In a separate interview, Vince talked about his character, David, ending up being like a guardian angel to hundreds of his offspring. While he shied from harping about his own good deeds, the actor acknowledged that he’s had his own guardian angels and that gaining a better perspective as he matures has helped him become more understanding of the people he encounters.
“I’m not someone to say, ‘I’ve done this and this and this,’” he declared. “But yes, I’ve been helped myself as well. It’s important in life that as you get older and you mature, you start realizing that sometimes people are hurting more than you realize. You don’t know what’s going on with them in their lives. As you get older, you start to approach people more like, ‘Maybe this person is hurting?’ When you are younger, you are more like, ‘God, that guy is just an a******.’ As you get older, you start to realize that you don’t know what’s going on in someone’s life. You become a little more patient and supportive.”
Big question
What if he wakes up one day and finds that he’s daddy to hundreds of kids? “That’s a big question,” replied Vince, who has two children, Locklyn and Vernon, with wife, Kyla. “You would want to try to find a way to let those kids know that they’re loved or that you’re thinking of them. That would be important to do. But thankfully, I didn’t earn my way that way when I was younger. So don’t expect me to be in that situation.”
With sperm donation being the film’s subject matter, the “Delivery Man” set was full of risqué jokes, according to Vince. “The gentleman who plays my father said of my character, ‘El Masterbator.’ There definitely was a lot of joking around.”
Steady career
At 43, Vince has a steady career. Asked about Hollywood appearing to be less hospitable to actresses once they were in their 40s and if he himself was worried about aging, Vince answered, “It is a lot easier for guys, unfortunately. I think it’s much harder for actresses…”
“I’ll tell you a funny story,” he volunteered. “When I first started to notice that my hair started to turn a bit gray, I thought, boy, my hair is turning a little gray. My mom is very funny. She said, ‘You can get stuff that darkens it. No one will notice.’ So she went to the store and she came home with this product, Just For Men. I said, ‘Are you sure this is a good idea?’ She said, ‘It’s fantastic. No one will notice. We’ll do just a bit.’ My mom applied it on my hair. I think I left it five minutes too long. I looked like Adam Ant or Roy Orbison. Like nobody would notice? Everybody noticed! So much so that when I attended meetings, I felt embarrassed and self-conscious that I would let everyone know that I did this thing.
Not a priority
“Then I had someone who knew what he was doing fix it. Now, I don’t do it at all. I leave my hair as it is. It’s nice if you’re able to get to a place where you’re not going to chase that. There’s something great about allowing yourself to go through the stages that you’re going through. I do know the feeling when that (graying hair) first hits you. It’s less important to me. It’s not my priority.”
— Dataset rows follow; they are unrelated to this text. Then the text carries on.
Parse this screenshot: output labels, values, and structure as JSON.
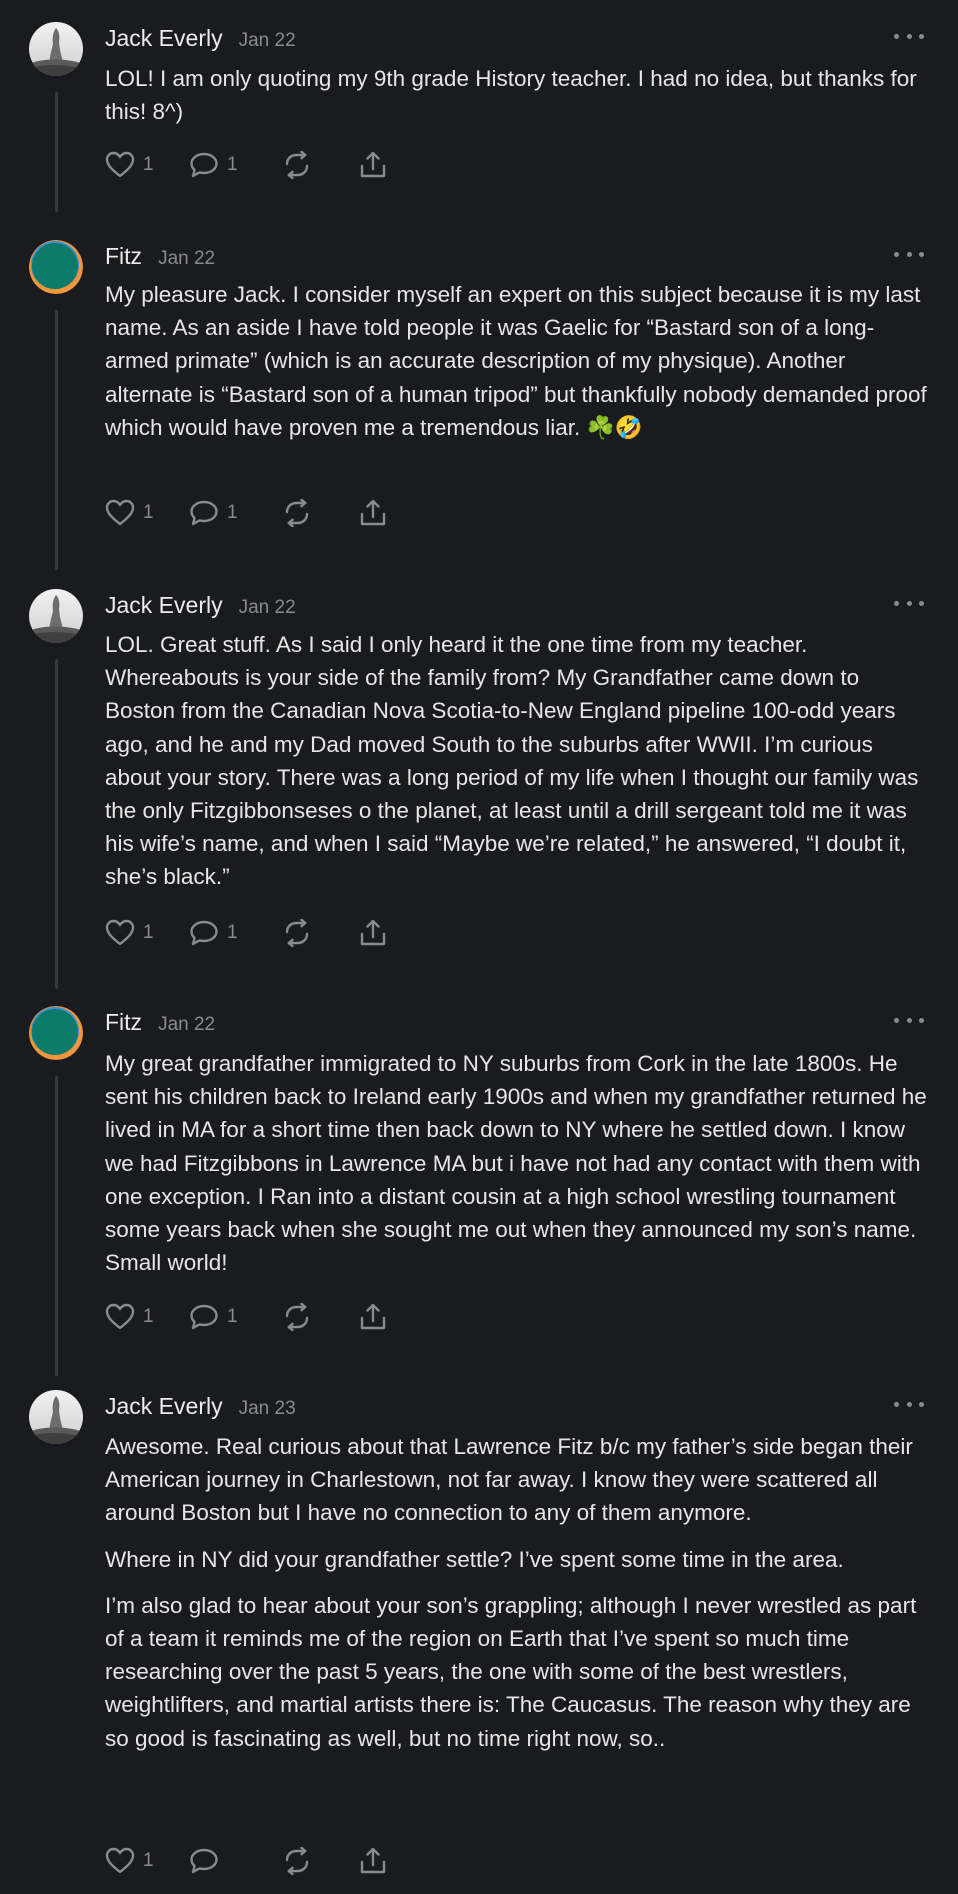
{
  "comments": [
    {
      "author": "Jack Everly",
      "date": "Jan 22",
      "avatar": "statue-photo",
      "paragraphs": [
        "LOL! I am only quoting my 9th grade History teacher. I had no idea, but thanks for this! 8^)"
      ],
      "like_count": "1",
      "reply_count": "1"
    },
    {
      "author": "Fitz",
      "date": "Jan 22",
      "avatar": "flag-circle",
      "paragraphs": [
        "My pleasure Jack. I consider myself an expert on this subject because it is my last name. As an aside I have told people it was Gaelic for “Bastard son of a long-armed primate” (which is an accurate description of my physique). Another alternate is “Bastard son of a human tripod” but thankfully nobody demanded proof which would have proven me a tremendous liar. ☘️🤣"
      ],
      "like_count": "1",
      "reply_count": "1"
    },
    {
      "author": "Jack Everly",
      "date": "Jan 22",
      "avatar": "statue-photo",
      "paragraphs": [
        "LOL. Great stuff. As I said I only heard it the one time from my teacher. Whereabouts is your side of the family from? My Grandfather came down to Boston from the Canadian Nova Scotia-to-New England pipeline 100-odd years ago, and he and my Dad moved South to the suburbs after WWII. I’m curious about your story. There was a long period of my life when I thought our family was the only Fitzgibbonseses o the planet, at least until a drill sergeant told me it was his wife’s name, and when I said “Maybe we’re related,” he answered, “I doubt it, she’s black.”"
      ],
      "like_count": "1",
      "reply_count": "1"
    },
    {
      "author": "Fitz",
      "date": "Jan 22",
      "avatar": "flag-circle",
      "paragraphs": [
        "My great grandfather immigrated to NY suburbs from Cork in the late 1800s. He sent his children back to Ireland early 1900s and when my grandfather returned he lived in MA for a short time then back down to NY where he settled down. I know we had Fitzgibbons in Lawrence MA but i have not had any contact with them with one exception. I Ran into a distant cousin at a high school wrestling tournament some years back when she sought me out when they announced my son’s name. Small world!"
      ],
      "like_count": "1",
      "reply_count": "1"
    },
    {
      "author": "Jack Everly",
      "date": "Jan 23",
      "avatar": "statue-photo",
      "paragraphs": [
        "Awesome. Real curious about that Lawrence Fitz b/c my father’s side began their American journey in Charlestown, not far away. I know they were scattered all around Boston but I have no connection to any of them anymore.",
        "Where in NY did your grandfather settle? I’ve spent some time in the area.",
        "I’m also glad to hear about your son’s grappling; although I never wrestled as part of a team it reminds me of the region on Earth that I’ve spent so much time researching over the past 5 years, the one with some of the best wrestlers, weightlifters, and martial artists there is: The Caucasus. The reason why they are so good is fascinating as well, but no time right now, so.."
      ],
      "like_count": "1",
      "reply_count": ""
    }
  ],
  "colors": {
    "background": "#1a1b1e",
    "text": "#e6e6e6",
    "muted": "#8a8b8f",
    "thread_line": "#3a3b3f",
    "avatar_teal": "#0e7a6a",
    "avatar_orange": "#f0963a",
    "avatar_blue": "#3a8fd6"
  },
  "icons": [
    "heart-icon",
    "comment-icon",
    "restack-icon",
    "share-icon",
    "more-icon"
  ]
}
Vince, whose coming films include “Anchorman 2: The Legend Continues,” “Business Trip” and “Daddy’s Home,” is elated that Universal, which initially stopped the project, “Term Life,” has greenlit the project again. He will play a man hunted by the Mafia, who takes a big life insurance policy payable to his estranged daughter, to be played by Fil-Am actress Hailee Steinfeld. “Bill Paxton and Jon Voight are in the film too,” he said of the thriller to be directed by Peter Billingsley. “It’s a father-daughter thing. It’s a very interesting screenplay so I’m glad that we’re still doing it.”